Simulated motion of an oblate and prolate spinning spheroid

[Russ Edmonds]

TL;DR

Equations of motion for a spinning spheroid where implemented in a Blender Python script and a video displaying the motion was made.

Equations of motion for a spinning spheroid [1] where implemented in a Blender Python script.

1. H. K. Moffatt, Y. Shimomura and M. Branicki 2004 Dynamics of an axisymmetric body spinning on a horizontal surface I. Stability and the gyroscopic approximation.

 

[yisyelkencisi]

hi,

i have a question regarding the "gyroscopic approximation" mentioned in the video. since friction (μ = 0.2) is present, the angular velocity will inevitably decrease over time. at what point does this approximation lose its validity?
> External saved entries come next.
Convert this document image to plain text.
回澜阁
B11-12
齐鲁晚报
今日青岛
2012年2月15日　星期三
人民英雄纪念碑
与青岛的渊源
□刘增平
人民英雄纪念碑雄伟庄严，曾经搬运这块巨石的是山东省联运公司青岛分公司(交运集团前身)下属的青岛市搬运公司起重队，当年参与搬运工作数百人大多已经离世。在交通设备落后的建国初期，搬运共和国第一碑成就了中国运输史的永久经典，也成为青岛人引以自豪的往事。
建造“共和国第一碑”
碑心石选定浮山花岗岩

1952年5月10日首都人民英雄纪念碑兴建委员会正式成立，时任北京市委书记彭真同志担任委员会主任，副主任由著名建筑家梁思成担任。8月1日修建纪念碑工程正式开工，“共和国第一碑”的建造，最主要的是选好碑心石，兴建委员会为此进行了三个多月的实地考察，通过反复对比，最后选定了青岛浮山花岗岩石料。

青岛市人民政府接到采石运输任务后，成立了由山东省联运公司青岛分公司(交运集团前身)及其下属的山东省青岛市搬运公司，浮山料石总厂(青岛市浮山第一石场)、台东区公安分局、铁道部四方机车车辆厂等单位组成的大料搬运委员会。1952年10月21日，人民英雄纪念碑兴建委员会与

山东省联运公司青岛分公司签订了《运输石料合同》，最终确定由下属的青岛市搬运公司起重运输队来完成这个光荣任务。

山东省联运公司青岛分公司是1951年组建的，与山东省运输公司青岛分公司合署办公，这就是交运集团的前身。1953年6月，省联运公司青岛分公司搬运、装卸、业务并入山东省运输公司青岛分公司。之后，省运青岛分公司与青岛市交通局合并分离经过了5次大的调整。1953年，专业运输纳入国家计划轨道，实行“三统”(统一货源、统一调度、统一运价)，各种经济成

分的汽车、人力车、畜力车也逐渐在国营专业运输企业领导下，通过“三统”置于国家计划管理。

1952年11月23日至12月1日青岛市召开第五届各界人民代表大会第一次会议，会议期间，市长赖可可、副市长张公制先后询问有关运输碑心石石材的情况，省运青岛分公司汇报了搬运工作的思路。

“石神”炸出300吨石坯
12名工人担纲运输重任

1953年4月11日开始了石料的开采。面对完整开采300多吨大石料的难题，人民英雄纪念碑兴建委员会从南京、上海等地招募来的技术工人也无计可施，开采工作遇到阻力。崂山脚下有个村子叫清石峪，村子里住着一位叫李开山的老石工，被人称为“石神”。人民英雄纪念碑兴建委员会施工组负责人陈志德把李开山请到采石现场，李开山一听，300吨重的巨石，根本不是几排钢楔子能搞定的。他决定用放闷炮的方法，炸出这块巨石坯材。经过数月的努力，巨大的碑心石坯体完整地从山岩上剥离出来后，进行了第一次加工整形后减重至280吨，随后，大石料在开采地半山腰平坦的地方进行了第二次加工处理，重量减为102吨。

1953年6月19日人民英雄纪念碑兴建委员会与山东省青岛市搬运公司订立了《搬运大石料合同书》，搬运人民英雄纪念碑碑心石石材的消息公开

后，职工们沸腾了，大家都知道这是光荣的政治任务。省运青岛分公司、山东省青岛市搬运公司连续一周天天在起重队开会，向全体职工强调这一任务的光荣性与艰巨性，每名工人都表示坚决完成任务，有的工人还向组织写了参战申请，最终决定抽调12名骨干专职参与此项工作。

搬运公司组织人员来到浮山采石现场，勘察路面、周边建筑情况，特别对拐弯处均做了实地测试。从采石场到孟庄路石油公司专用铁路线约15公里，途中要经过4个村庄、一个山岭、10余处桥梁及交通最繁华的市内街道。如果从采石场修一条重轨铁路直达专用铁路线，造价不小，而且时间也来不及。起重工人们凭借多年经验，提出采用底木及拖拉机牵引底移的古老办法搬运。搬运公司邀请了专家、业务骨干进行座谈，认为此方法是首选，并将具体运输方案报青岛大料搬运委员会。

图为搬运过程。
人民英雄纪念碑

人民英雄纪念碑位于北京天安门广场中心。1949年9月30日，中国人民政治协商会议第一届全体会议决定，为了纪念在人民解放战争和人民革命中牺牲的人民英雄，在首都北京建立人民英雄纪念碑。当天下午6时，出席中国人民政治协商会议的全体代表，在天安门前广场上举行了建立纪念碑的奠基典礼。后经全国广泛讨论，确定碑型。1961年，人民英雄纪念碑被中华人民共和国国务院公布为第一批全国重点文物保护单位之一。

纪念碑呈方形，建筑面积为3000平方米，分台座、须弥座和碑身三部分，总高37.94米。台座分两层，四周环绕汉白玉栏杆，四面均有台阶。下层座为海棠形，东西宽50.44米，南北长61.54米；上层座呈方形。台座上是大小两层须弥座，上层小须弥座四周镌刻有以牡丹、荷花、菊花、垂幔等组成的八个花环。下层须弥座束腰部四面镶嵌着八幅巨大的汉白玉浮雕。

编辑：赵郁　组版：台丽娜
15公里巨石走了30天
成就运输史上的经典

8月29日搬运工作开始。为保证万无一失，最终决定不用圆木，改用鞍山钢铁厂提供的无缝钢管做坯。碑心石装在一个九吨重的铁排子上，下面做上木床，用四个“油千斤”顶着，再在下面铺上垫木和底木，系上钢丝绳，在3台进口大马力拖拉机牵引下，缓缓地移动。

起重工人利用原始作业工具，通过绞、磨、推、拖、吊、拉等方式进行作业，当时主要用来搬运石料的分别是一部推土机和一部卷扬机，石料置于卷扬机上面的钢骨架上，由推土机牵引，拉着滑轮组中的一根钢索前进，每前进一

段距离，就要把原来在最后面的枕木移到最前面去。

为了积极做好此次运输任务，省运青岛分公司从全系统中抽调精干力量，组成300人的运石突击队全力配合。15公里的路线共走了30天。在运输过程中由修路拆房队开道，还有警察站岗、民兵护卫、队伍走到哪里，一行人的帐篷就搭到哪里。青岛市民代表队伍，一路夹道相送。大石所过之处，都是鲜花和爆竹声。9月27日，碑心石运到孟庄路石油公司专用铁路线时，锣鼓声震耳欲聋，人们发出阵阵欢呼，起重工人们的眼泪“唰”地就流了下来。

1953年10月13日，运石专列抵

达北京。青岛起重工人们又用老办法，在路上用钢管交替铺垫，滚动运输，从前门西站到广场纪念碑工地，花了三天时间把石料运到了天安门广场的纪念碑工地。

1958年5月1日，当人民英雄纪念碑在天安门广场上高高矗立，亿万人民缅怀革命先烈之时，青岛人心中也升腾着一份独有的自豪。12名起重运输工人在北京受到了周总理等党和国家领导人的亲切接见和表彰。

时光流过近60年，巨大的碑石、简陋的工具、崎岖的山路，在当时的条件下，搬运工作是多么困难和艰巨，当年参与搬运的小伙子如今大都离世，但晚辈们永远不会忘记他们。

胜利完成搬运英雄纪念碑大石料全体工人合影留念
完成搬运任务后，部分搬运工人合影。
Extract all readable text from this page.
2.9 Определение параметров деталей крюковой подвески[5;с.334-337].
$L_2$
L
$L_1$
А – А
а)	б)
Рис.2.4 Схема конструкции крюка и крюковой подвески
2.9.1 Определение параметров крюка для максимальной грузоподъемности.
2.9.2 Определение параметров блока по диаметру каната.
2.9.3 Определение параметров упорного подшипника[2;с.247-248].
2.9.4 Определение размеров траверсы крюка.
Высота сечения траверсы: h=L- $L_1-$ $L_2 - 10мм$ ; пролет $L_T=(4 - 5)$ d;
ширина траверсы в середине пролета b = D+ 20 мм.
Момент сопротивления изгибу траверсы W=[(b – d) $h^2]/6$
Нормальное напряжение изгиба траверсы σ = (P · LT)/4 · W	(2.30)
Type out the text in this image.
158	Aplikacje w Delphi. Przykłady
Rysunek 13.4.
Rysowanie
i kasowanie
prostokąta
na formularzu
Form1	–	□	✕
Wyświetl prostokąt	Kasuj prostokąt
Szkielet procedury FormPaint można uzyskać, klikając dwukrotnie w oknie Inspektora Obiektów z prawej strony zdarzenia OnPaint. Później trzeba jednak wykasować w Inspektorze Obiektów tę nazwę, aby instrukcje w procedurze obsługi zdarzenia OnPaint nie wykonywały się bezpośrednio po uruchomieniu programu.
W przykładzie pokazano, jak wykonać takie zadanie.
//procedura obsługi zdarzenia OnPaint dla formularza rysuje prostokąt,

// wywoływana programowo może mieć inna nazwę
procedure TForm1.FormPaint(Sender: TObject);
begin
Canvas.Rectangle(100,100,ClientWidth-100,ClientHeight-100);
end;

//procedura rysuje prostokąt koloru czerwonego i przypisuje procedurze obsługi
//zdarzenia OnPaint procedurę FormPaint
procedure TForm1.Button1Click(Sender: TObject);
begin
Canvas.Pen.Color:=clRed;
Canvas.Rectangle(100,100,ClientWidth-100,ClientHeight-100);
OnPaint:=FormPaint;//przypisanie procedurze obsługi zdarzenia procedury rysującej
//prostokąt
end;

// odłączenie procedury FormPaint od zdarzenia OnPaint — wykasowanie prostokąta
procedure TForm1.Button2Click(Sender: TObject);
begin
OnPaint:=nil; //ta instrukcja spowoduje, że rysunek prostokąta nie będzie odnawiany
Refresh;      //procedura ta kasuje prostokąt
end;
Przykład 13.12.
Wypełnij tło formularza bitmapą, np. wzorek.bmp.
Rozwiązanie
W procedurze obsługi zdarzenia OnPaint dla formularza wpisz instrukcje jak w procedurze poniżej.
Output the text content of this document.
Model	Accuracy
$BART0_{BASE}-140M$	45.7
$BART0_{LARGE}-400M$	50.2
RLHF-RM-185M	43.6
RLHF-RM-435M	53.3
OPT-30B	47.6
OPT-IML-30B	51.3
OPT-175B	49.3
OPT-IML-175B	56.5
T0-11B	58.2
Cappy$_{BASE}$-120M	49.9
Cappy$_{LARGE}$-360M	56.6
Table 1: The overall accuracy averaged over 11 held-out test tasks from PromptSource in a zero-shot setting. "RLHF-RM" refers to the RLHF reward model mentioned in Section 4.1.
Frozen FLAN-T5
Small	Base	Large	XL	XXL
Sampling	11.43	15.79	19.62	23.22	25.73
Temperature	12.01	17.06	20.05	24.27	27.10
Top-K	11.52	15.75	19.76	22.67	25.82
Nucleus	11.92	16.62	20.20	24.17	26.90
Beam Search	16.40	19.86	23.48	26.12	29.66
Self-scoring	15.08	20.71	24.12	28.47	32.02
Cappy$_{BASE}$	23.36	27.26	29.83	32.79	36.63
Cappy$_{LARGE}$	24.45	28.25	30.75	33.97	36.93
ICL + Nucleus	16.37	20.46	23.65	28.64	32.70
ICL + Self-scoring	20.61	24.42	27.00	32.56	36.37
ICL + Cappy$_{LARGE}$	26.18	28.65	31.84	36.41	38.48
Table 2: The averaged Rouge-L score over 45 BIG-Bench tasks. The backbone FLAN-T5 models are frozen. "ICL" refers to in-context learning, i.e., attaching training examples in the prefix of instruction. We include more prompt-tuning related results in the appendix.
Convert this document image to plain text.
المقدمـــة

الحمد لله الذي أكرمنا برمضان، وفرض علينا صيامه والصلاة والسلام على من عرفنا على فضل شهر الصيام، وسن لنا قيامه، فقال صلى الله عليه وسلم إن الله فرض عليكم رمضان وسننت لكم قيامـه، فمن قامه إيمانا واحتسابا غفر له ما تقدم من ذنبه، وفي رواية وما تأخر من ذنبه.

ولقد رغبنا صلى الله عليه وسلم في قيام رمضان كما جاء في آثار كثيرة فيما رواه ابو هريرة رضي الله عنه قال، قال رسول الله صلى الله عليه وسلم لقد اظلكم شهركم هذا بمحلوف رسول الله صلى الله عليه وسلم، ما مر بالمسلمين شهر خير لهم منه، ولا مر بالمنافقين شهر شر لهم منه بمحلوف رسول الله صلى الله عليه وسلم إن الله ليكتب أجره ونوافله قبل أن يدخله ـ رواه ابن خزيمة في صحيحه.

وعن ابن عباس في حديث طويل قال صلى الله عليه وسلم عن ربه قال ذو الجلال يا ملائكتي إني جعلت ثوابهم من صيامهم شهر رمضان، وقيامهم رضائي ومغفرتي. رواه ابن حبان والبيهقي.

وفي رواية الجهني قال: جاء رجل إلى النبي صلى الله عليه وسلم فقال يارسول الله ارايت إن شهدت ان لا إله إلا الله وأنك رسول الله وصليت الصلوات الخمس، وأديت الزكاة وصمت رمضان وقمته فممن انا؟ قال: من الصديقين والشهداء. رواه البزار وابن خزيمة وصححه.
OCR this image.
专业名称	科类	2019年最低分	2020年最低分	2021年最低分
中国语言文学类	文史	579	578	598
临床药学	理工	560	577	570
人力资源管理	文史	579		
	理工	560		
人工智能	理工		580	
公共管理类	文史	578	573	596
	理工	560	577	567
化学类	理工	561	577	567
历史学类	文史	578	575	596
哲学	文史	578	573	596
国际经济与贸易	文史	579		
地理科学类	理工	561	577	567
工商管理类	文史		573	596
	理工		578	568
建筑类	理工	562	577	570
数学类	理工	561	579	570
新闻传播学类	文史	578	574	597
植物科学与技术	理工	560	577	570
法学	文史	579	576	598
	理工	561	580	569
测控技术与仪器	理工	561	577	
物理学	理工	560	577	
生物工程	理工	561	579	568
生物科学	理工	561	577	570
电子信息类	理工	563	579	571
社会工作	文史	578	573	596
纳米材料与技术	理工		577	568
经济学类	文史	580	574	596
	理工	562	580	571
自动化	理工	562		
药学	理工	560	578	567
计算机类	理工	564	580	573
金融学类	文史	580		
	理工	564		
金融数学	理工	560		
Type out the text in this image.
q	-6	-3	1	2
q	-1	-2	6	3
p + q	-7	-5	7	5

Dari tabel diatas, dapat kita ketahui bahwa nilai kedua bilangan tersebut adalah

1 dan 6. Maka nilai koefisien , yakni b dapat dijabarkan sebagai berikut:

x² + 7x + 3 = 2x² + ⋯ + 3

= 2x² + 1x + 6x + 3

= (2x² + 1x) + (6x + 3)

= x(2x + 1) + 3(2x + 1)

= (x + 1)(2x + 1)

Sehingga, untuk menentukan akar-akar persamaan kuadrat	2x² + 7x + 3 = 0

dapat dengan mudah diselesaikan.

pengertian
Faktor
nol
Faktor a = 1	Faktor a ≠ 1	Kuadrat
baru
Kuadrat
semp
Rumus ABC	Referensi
specifically, once the rotation drops below a certain critical speed, should we expect a bifurcation or a transition into more erratic motion (like tumbling) depending on the geometry (oblate vs. prolate), or does the system tend to maintain stable precession until it comes to a rest? i'm curious how the script handles the physics as the "gyroscopic dominance" fades away. does the simulation switch to a more complete rigid body integrator to handle the low-speed dynamics, or does it stay within the approximation until the very end?

thanks in advance for any insights!

(i understand the physics intuitively, but i'm not very well-versed in the formal math behind it. i'd love a simplified explanation if possible.)